Unlike the dog that chased the car until, to its consternation, he caught it, Republicans know what to do with what they have caught. Having completed their capture of control of the legislative branch, they should start with the following six measures concerning practical governance and constitutional equilibrium:
● Abolish the Consumer Financial Protection Bureau. This creature of the labyrinthine Dodd-Frank law violates John Locke’s dictum: “The legislative cannot transfer the power of making laws to any other hands. . . . The power of the legislative . . . [is] only to make laws, and not to make legislators.” The CFPB is empowered to “declare,” with no legislative guidance or institutional inhibitions, that certain business practices are “abusive.” It also embodies progressivism’s authoritarianism by being, unlike any entity Congress has created since 1789, untethered from all oversight mechanisms: Its funding, “determined by the director,” comes from the Federal Reserve.
● Repeal the Independent Payment Advisory Board.

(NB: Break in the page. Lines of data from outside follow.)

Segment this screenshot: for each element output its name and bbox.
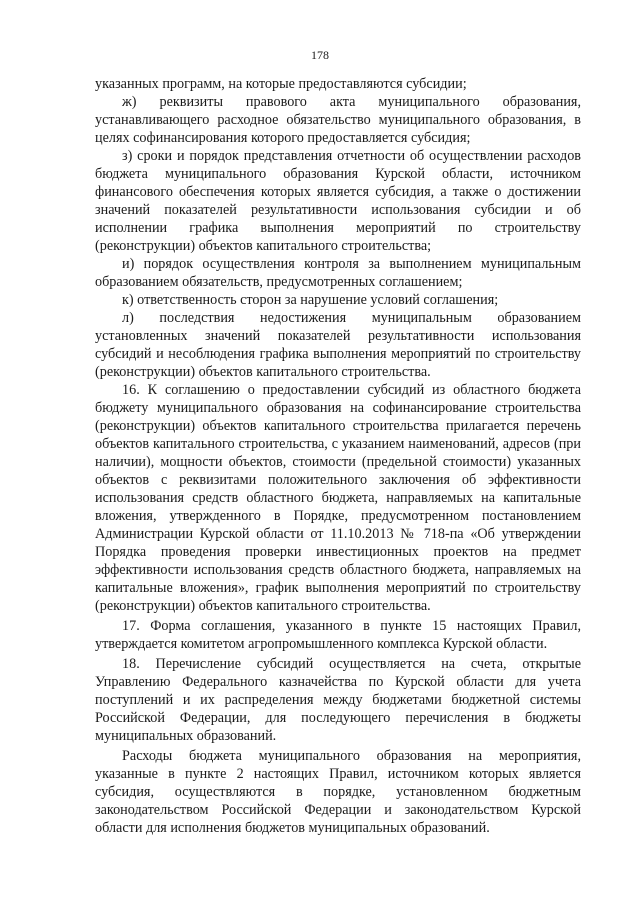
paragraph-clause-17: 17. Форма соглашения, указанного в пункте 15 настоящих Правил, утверждается комитетом агропромышленного комплекса Курской области. [95,618,581,652]
paragraph-clause-16: 16. К соглашению о предоставлении субсидий из областного бюджета бюджету муниципального образования на софинансирование строительства (реконструкции) объектов капитального строительства прилагается перечень объектов капитального строительства, с указанием наименований, адресов (при наличии), мощности объектов, стоимости (предельной стоимости) указанных объектов с реквизитами положительного заключения об эффективности использования средств областного бюджета, направляемых на капитальные вложения, утвержденного в Порядке, предусмотренном постановлением Администрации Курской области от 11.10.2013 № 718-па «Об утверждении Порядка проведения проверки инвестиционных проектов на предмет эффективности использования средств областного бюджета, направляемых на капитальные вложения», график выполнения мероприятий по строительству (реконструкции) объектов капитального строительства. [95,382,581,614]
document-body [95,75,581,837]
paragraph-item-zh: ж) реквизиты правового акта муниципального образования, устанавливающего расходное обязательство муниципального образования, в целях софинансирования которого предоставляется субсидия; [95,94,581,146]
paragraph-item-k: к) ответственность сторон за нарушение условий соглашения; [122,292,499,308]
paragraph-continuation: указанных программ, на которые предоставляются субсидии; [95,76,467,92]
paragraph-item-i: и) порядок осуществления контроля за выполнением муниципальным образованием обязательств, предусмотренных соглашением; [95,256,581,290]
paragraph-item-l: л) последствия недостижения муниципальным образованием установленных значений показателей результативности использования субсидий и несоблюдения графика выполнения мероприятий по строительству (реконструкции) объектов капитального строительства. [95,310,581,380]
page-number: 178 [311,48,329,62]
paragraph-expenses: Расходы бюджета муниципального образования на мероприятия, указанные в пункте 2 настоящих Правил, источником которых является субсидия, осуществляются в порядке, установленном бюджетным законодательством Российской Федерации и законодательством Курской области для исполнения бюджетов муниципальных образований. [95,748,581,836]
paragraph-item-z: з) сроки и порядок представления отчетности об осуществлении расходов бюджета муниципального образования Курской области, источником финансового обеспечения которых является субсидия, а также о достижении значений показателей результативности использования субсидии и об исполнении графика выполнения мероприятий по строительству (реконструкции) объектов капитального строительства; [95,148,581,254]
paragraph-clause-18: 18. Перечисление субсидий осуществляется на счета, открытые Управлению Федерального казначейства по Курской области для учета поступлений и их распределения между бюджетами бюджетной системы Российской Федерации, для последующего перечисления в бюджеты муниципальных образований. [95,656,581,744]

This expression of the progressive mind is an artifact of the Affordable Care Act and may be the most anti-constitutional measure ever enacted. It certainly violates the first words of the first section of the first article of the Constitution: “All legislative powers herein granted shall be vested in a Congress.” The board’s purported function is to achieve the act’s purpose of cost-containment by reducing Medicare spending. When the IPAB’s 15 presidential appointees make what the Affordable Care Act calls a “legislative proposal” limiting reimbursements to doctors, this proposal automatically becomes law unless Congress passes a similar measure cutting Medicare spending. Under this constitutional travesty, an executive-branch agency makes laws unless the legislative branch enacts alternative means of achieving the executive agency’s aim. The Affordable Care Act stipulates that no measure for the abolition of the board can be introduced before 2017 or after Feb. 1, 2017, and must be enacted by Aug. 15 of that year. So, one Congress presumed to bind all subsequent Congresses in order to achieve progressivism’s consistent aim — abolishing limited government by emancipating presidents from restraint by the separation of powers. This impertinence by the 111th Congress requires a firm rebuke by the 114th.
● Repeal the Affordable Care Act’s tax on medical devices. This $29 billion blow to an industry that provides more than 400,000 jobs is levied not on firms’ profits but on gross revenues, and it comes on top of the federal (the developed world’s highest) corporate income tax, plus state and local taxes. Enough Democrats support repeal that a presidential veto might be overridden.
● Improve energy, economic and environmental conditions by authorizing construction of the Keystone XL pipeline. The pipeline would reduce the risk of spills by reducing the transportation of oil in railroad tankers.
● Mandate completion of the nuclear waste repository in Nevada’s Yucca Mountain. The signature achievement of Harry Reid’s waning career has been blocking this project, on which approximately $15 billion has been spent. So, rather than nuclear waste being safely stored in the mountain’s 40 miles of tunnels 1,000 feet underground atop 1,000 feet of rock, more than 160 million Americans live within 75 miles of one or more of the 121 locations where 70,000 tons of waste are stored.
● Pass the Regulations from the Executive in Need of Scrutiny (REINS) Act. It would require that any regulation with at least a $100 million annual impact on the economy — there are approximately 200 of them in the pipeline — be approved without amendments by a joint resolution of Congress and signed by the president. “In effect,” writes the Hudson Institute’s Christopher DeMuth, “major agency rules would become legislative proposals with fast-track privileges.” By requiring legislative complicity in especially heavy federal burdens, REINS is an ingredient in the recipe for resuscitating Congress, which has been far too eager to cede legislative responsibilities to the executive branch.
Such measures may be too granular to satisfy the grandiose aspirations of those conservatives who, sharing progressives’ impatience with our constitutional architecture, aspire to have their way completely while wielding just one branch of government. But if, as is likely, the result of Congress doing these and similar things is a blizzard of presidential vetoes, even this would be constructive. The 2016 presidential election would follow a two-year demonstration of how reactionary progressivism is in opposing changes to the nation’s trajectory. Congressional actions provoking executive rejections would frame the argument about progressivism. And as Margaret Thatcher advised, first you win the argument, then you win the vote.